Lying Alternate Toe Touch Floor
Lying Alternate Toe Touch Floor is a bodyweight floor drill for the abdominals and hip flexors that builds trunk control through alternating reach patterns. The exercise starts from a supine position, so the floor gives you immediate feedback: if your ribs flare or your low back arches, the rep gets harder to control. That makes it useful for teaching clean core tension instead of relying on momentum.
The movement is best thought of as a small crunch paired with an alternating toe reach. One shoulder blade comes off the floor just enough for the hand to travel toward the lifted foot, then you switch sides without losing the brace. The goal is not to yank yourself up or swing the legs; it is to keep the torso organized while the opposite arm and leg take turns moving.
Setup matters because this pattern exposes poor positioning quickly. If you start with your hips too tight, your neck overactive, or your lower back lifted off the floor, the exercise turns into a sloppy hip-flexor exercise instead of a controlled trunk drill. A good setup keeps the pelvis steady, the chin relaxed, and the reach small enough that you can repeat it cleanly.
Use the floor as a reference point for every rep. Exhale as you reach, keep the non-working shoulder relaxed, and lower with control before switching sides. A slower tempo usually produces a better training effect than racing through touches, especially if your goal is abdominal endurance, coordination, or warm-up work before heavier training.
This exercise fits well in core circuits, warm-ups, conditioning blocks, or accessory work when you want a bodyweight movement that challenges control more than brute strength. Beginners can use a shorter range, bent knees, or slower alternating reps. If your lower back starts to arch or your neck takes over, reduce the lever length and keep the rep quality high.
Instructions
- Lie on your back on the floor with your knees bent and your feet lifted or lightly hovering, then reach both arms upward.
- Press your lower back gently into the floor and keep your ribs stacked before the first rep starts.
- Brace your abs, then lift one shoulder blade just enough to reach one hand toward the opposite lifted foot.
- Keep the other shoulder relaxed on the floor while the reaching hand tracks straight toward the toe.
- Lower the reaching shoulder under control until your upper back is nearly flat again.
- Switch sides and repeat the same reach on the other leg without jerking the torso.
- Keep the movement smooth and alternating rather than bouncing from side to side.
- Continue for the planned number of alternating touches, then lower both shoulders and feet with control.
Tips & Tricks
- Keep your lower back heavy on the floor; if it starts arching, shorten the reach instead of forcing the touch.
- Think of lifting the shoulder blade, not sitting all the way up.
- Reach with the hand and ribs together so the neck does not yank the rep upward.
- Exhale on each toe touch to help you keep the brace and avoid rib flare.
- If your hip flexors take over, bend the knees more and reduce the lever length.
- Move slowly enough that each side looks the same; speed usually turns this into a swing.
- Keep the non-reaching arm quiet so the trunk does not twist more than necessary.
- Touch the toe only as far as you can while keeping the opposite shoulder relaxed and the pelvis still.
Frequently Asked Questions
What does Lying Alternate Toe Touch Floor train?
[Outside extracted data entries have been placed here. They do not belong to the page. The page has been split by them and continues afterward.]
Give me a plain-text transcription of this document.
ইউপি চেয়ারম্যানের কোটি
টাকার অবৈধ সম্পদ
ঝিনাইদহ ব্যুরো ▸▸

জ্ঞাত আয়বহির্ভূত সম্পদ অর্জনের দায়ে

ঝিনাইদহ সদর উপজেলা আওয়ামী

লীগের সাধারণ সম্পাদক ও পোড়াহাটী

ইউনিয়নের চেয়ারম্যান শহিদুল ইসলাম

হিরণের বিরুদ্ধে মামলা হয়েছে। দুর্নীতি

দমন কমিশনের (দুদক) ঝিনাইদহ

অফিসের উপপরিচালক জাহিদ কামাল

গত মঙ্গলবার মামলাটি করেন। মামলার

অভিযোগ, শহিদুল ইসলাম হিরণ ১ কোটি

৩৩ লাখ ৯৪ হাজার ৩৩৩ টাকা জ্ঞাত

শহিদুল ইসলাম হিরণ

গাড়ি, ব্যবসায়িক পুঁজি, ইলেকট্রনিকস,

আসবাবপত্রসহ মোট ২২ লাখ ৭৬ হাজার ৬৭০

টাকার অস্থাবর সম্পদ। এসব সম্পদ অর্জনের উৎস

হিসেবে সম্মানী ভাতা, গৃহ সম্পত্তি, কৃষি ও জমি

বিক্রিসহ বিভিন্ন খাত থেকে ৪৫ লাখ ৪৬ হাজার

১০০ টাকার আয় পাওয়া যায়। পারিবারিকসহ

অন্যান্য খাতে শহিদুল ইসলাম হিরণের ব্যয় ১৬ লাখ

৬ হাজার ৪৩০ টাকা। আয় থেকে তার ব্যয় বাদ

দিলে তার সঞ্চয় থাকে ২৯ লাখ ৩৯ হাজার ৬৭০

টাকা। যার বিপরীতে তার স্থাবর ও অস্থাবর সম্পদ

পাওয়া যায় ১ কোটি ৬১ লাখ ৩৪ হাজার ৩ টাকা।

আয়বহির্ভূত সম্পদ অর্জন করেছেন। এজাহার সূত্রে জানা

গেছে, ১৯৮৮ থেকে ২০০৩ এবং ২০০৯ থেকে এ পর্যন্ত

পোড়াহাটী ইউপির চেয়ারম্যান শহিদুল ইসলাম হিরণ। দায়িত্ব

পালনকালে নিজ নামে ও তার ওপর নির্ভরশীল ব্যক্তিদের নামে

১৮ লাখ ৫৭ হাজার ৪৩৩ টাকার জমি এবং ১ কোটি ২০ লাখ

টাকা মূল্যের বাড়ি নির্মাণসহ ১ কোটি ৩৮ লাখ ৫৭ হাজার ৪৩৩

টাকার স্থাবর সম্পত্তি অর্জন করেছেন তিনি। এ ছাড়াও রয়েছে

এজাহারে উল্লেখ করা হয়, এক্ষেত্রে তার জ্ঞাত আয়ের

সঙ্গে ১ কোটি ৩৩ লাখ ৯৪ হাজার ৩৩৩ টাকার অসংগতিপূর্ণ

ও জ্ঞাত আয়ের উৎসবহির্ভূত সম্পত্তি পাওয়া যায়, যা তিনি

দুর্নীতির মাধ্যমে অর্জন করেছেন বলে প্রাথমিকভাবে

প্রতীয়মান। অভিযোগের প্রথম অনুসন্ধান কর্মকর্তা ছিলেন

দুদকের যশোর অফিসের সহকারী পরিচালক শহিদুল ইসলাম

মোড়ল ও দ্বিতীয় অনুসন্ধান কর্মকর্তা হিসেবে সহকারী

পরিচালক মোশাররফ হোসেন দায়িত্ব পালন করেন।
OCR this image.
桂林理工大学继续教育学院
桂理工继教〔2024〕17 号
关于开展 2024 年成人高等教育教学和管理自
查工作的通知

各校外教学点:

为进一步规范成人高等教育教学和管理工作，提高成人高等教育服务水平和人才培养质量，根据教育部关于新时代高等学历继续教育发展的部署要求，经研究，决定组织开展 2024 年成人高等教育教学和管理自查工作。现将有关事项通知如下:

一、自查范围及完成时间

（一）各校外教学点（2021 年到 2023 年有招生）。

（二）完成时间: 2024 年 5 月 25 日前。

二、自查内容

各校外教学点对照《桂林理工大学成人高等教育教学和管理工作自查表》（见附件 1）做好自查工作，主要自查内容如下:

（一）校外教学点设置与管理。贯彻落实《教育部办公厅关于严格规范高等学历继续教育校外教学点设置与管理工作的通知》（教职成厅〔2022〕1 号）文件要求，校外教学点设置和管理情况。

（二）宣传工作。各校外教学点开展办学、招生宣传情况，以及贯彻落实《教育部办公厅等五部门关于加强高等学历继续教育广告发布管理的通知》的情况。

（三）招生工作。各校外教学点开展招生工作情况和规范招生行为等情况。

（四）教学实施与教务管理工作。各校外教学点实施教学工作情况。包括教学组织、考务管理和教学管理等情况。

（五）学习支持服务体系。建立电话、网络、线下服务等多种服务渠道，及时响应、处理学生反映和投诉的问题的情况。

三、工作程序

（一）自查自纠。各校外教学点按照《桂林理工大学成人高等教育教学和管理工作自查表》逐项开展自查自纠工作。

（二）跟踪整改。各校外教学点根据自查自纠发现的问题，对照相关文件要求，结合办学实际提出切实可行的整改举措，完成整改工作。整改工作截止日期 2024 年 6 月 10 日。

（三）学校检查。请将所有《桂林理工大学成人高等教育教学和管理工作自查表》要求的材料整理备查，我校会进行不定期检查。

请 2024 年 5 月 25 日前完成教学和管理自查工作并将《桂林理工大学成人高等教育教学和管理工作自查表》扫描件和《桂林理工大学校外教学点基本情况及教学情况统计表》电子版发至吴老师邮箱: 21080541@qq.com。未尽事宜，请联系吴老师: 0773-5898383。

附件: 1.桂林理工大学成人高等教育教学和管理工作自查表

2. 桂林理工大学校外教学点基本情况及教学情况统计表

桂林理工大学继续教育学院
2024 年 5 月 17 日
It mainly trains the abdominals and hip flexors, with the obliques and deep core muscles working to keep the torso organized.
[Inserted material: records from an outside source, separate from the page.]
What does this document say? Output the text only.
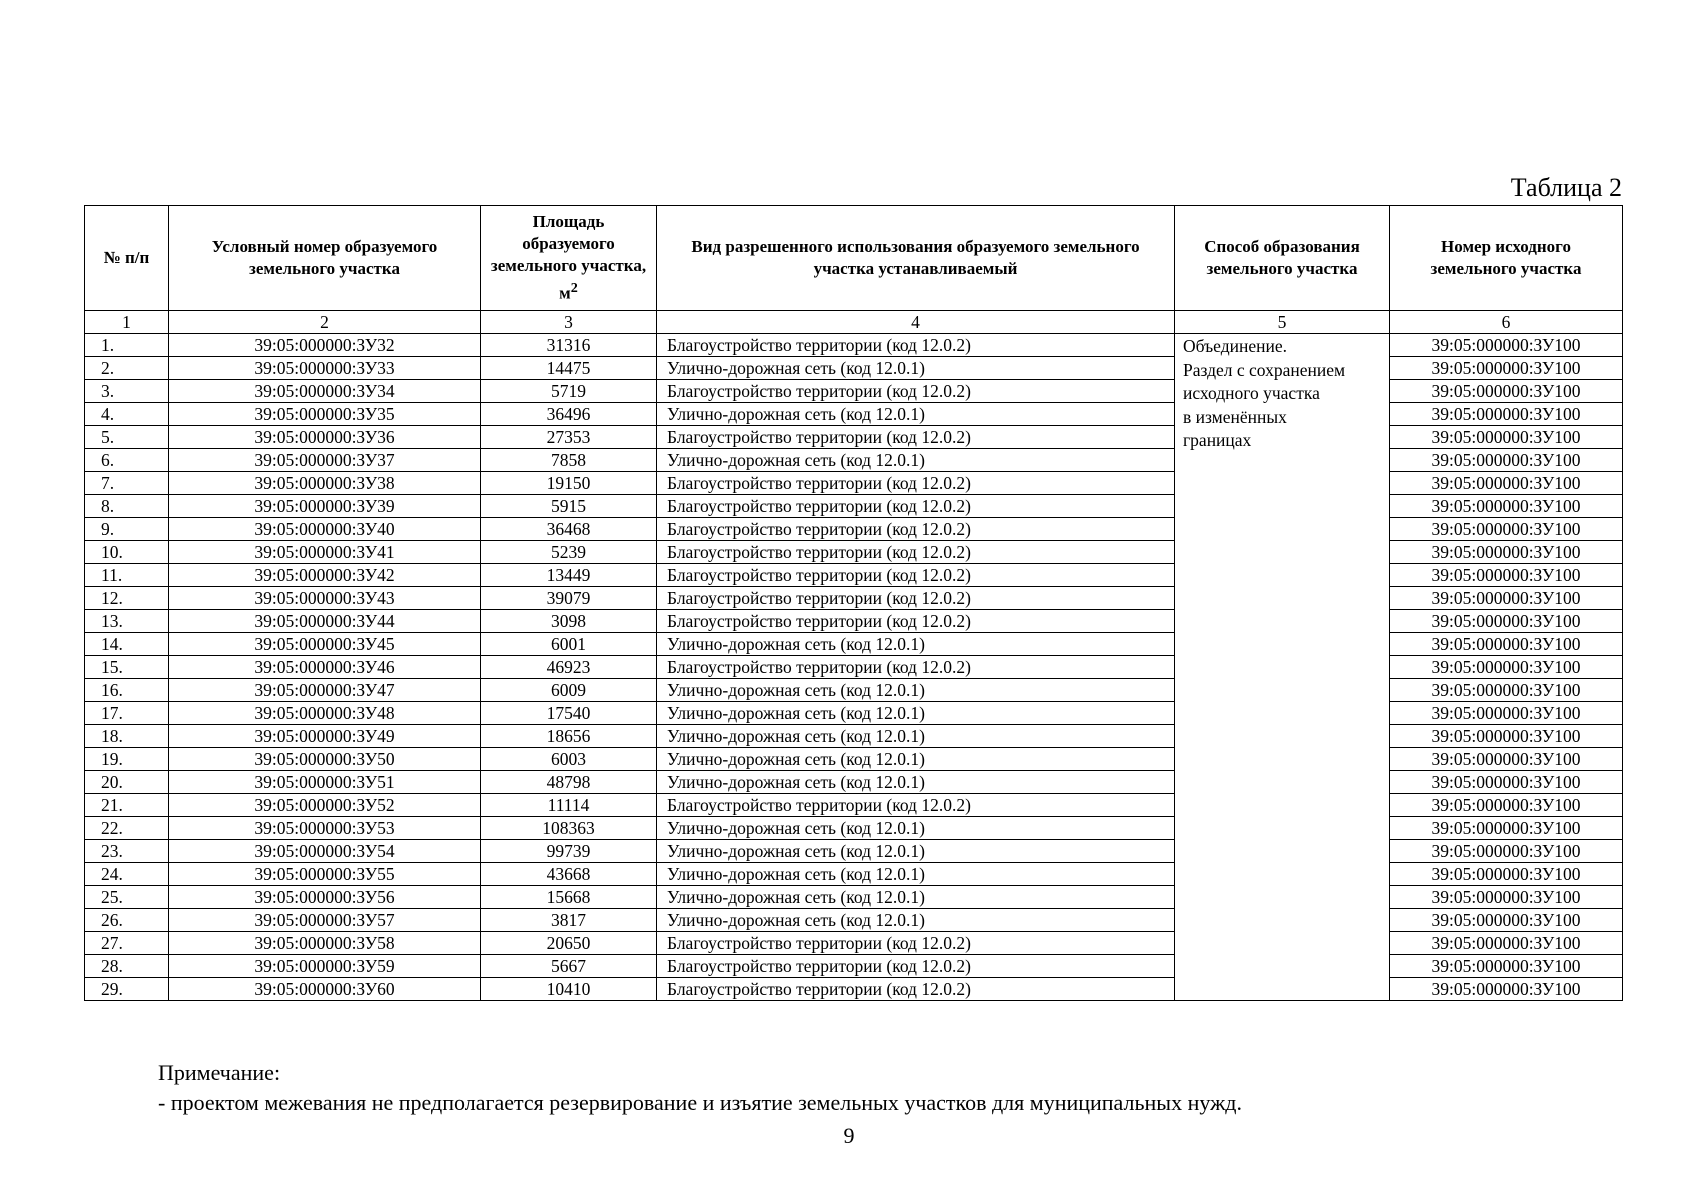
Таблица 2
№ п/п	Условный номер образуемого земельного участка	Площадь образуемого земельного участка, $м^2$	Вид разрешенного использования образуемого земельного участка устанавливаемый	Способ образования земельного участка	Номер исходного земельного участка
1	2	3	4	5	6
1.	39:05:000000:ЗУ32	31316	Благоустройство территории (код 12.0.2)	Объединение.
Раздел с сохранением
исходного участка
в изменённых
границах	39:05:000000:ЗУ100
2.	39:05:000000:ЗУ33	14475	Улично-дорожная сеть (код 12.0.1)		39:05:000000:ЗУ100
3.	39:05:000000:ЗУ34	5719	Благоустройство территории (код 12.0.2)		39:05:000000:ЗУ100
4.	39:05:000000:ЗУ35	36496	Улично-дорожная сеть (код 12.0.1)		39:05:000000:ЗУ100
5.	39:05:000000:ЗУ36	27353	Благоустройство территории (код 12.0.2)		39:05:000000:ЗУ100
6.	39:05:000000:ЗУ37	7858	Улично-дорожная сеть (код 12.0.1)		39:05:000000:ЗУ100
7.	39:05:000000:ЗУ38	19150	Благоустройство территории (код 12.0.2)		39:05:000000:ЗУ100
8.	39:05:000000:ЗУ39	5915	Благоустройство территории (код 12.0.2)		39:05:000000:ЗУ100
9.	39:05:000000:ЗУ40	36468	Благоустройство территории (код 12.0.2)		39:05:000000:ЗУ100
10.	39:05:000000:ЗУ41	5239	Благоустройство территории (код 12.0.2)		39:05:000000:ЗУ100
11.	39:05:000000:ЗУ42	13449	Благоустройство территории (код 12.0.2)		39:05:000000:ЗУ100
12.	39:05:000000:ЗУ43	39079	Благоустройство территории (код 12.0.2)		39:05:000000:ЗУ100
13.	39:05:000000:ЗУ44	3098	Благоустройство территории (код 12.0.2)		39:05:000000:ЗУ100
14.	39:05:000000:ЗУ45	6001	Улично-дорожная сеть (код 12.0.1)		39:05:000000:ЗУ100
15.	39:05:000000:ЗУ46	46923	Благоустройство территории (код 12.0.2)		39:05:000000:ЗУ100
16.	39:05:000000:ЗУ47	6009	Улично-дорожная сеть (код 12.0.1)		39:05:000000:ЗУ100
17.	39:05:000000:ЗУ48	17540	Улично-дорожная сеть (код 12.0.1)		39:05:000000:ЗУ100
18.	39:05:000000:ЗУ49	18656	Улично-дорожная сеть (код 12.0.1)		39:05:000000:ЗУ100
19.	39:05:000000:ЗУ50	6003	Улично-дорожная сеть (код 12.0.1)		39:05:000000:ЗУ100
20.	39:05:000000:ЗУ51	48798	Улично-дорожная сеть (код 12.0.1)		39:05:000000:ЗУ100
21.	39:05:000000:ЗУ52	11114	Благоустройство территории (код 12.0.2)		39:05:000000:ЗУ100
22.	39:05:000000:ЗУ53	108363	Улично-дорожная сеть (код 12.0.1)		39:05:000000:ЗУ100
23.	39:05:000000:ЗУ54	99739	Улично-дорожная сеть (код 12.0.1)		39:05:000000:ЗУ100
24.	39:05:000000:ЗУ55	43668	Улично-дорожная сеть (код 12.0.1)		39:05:000000:ЗУ100
25.	39:05:000000:ЗУ56	15668	Улично-дорожная сеть (код 12.0.1)		39:05:000000:ЗУ100
26.	39:05:000000:ЗУ57	3817	Улично-дорожная сеть (код 12.0.1)		39:05:000000:ЗУ100
27.	39:05:000000:ЗУ58	20650	Благоустройство территории (код 12.0.2)		39:05:000000:ЗУ100
28.	39:05:000000:ЗУ59	5667	Благоустройство территории (код 12.0.2)		39:05:000000:ЗУ100
29.	39:05:000000:ЗУ60	10410	Благоустройство территории (код 12.0.2)		39:05:000000:ЗУ100
Примечание:
- проектом межевания не предполагается резервирование и изъятие земельных участков для муниципальных нужд.
9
Do I need to lift my shoulders off the floor on every rep?
Only enough to reach the toe. A small crunch is the goal; a full sit-up usually makes the movement sloppy.
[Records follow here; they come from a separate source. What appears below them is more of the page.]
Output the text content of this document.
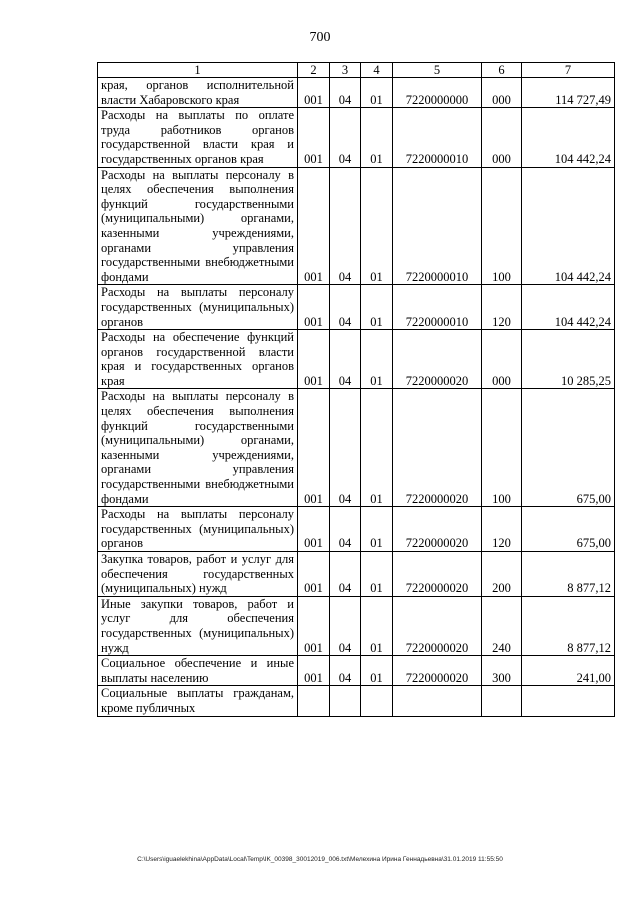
700
1	2	3	4	5	6	7
края, органов исполнительной власти Хабаровского края	001	04	01	7220000000	000	114 727,49
Расходы на выплаты по оплате труда работников органов государственной власти края и государственных органов края	001	04	01	7220000010	000	104 442,24
Расходы на выплаты персоналу в целях обеспечения выполнения функций государственными (муниципальными) органами, казенными учреждениями, органами управления государственными внебюджетными фондами	001	04	01	7220000010	100	104 442,24
Расходы на выплаты персоналу государственных (муниципальных) органов	001	04	01	7220000010	120	104 442,24
Расходы на обеспечение функций органов государственной власти края и государственных органов края	001	04	01	7220000020	000	10 285,25
Расходы на выплаты персоналу в целях обеспечения выполнения функций государственными (муниципальными) органами, казенными учреждениями, органами управления государственными внебюджетными фондами	001	04	01	7220000020	100	675,00
Расходы на выплаты персоналу государственных (муниципальных) органов	001	04	01	7220000020	120	675,00
Закупка товаров, работ и услуг для обеспечения государственных (муниципальных) нужд	001	04	01	7220000020	200	8 877,12
Иные закупки товаров, работ и услуг для обеспечения государственных (муниципальных) нужд	001	04	01	7220000020	240	8 877,12
Социальное обеспечение и иные выплаты населению	001	04	01	7220000020	300	241,00
Социальные выплаты гражданам, кроме публичных						
C:\Users\iguaelekhina\AppData\Local\Temp\IK_00398_30012019_006.txt\Мелехина Ирина Геннадьевна\31.01.2019 11:55:50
How should my legs be positioned?
Keep the knees bent and the feet lifted or lightly hovering so you can alternate reaches without losing low-back contact.
Why does my neck get tired first?
That usually means you are pulling the head and shoulders up instead of keeping the reach small and the chin relaxed.
Can beginners do this exercise?
Yes. Beginners should use a shorter range, slower tempo, and bent knees until the low back stays flat the whole time.
What is the biggest form mistake?
Letting the lower back arch off the floor or swinging from side to side instead of alternating under control.
How can I make the exercise harder?
Straighten the legs more, slow the lowering phase, or pause briefly at each toe touch while keeping the brace.
Where does this fit in a workout?
It works well in a core circuit, warm-up, or accessory block when you want trunk control without external load.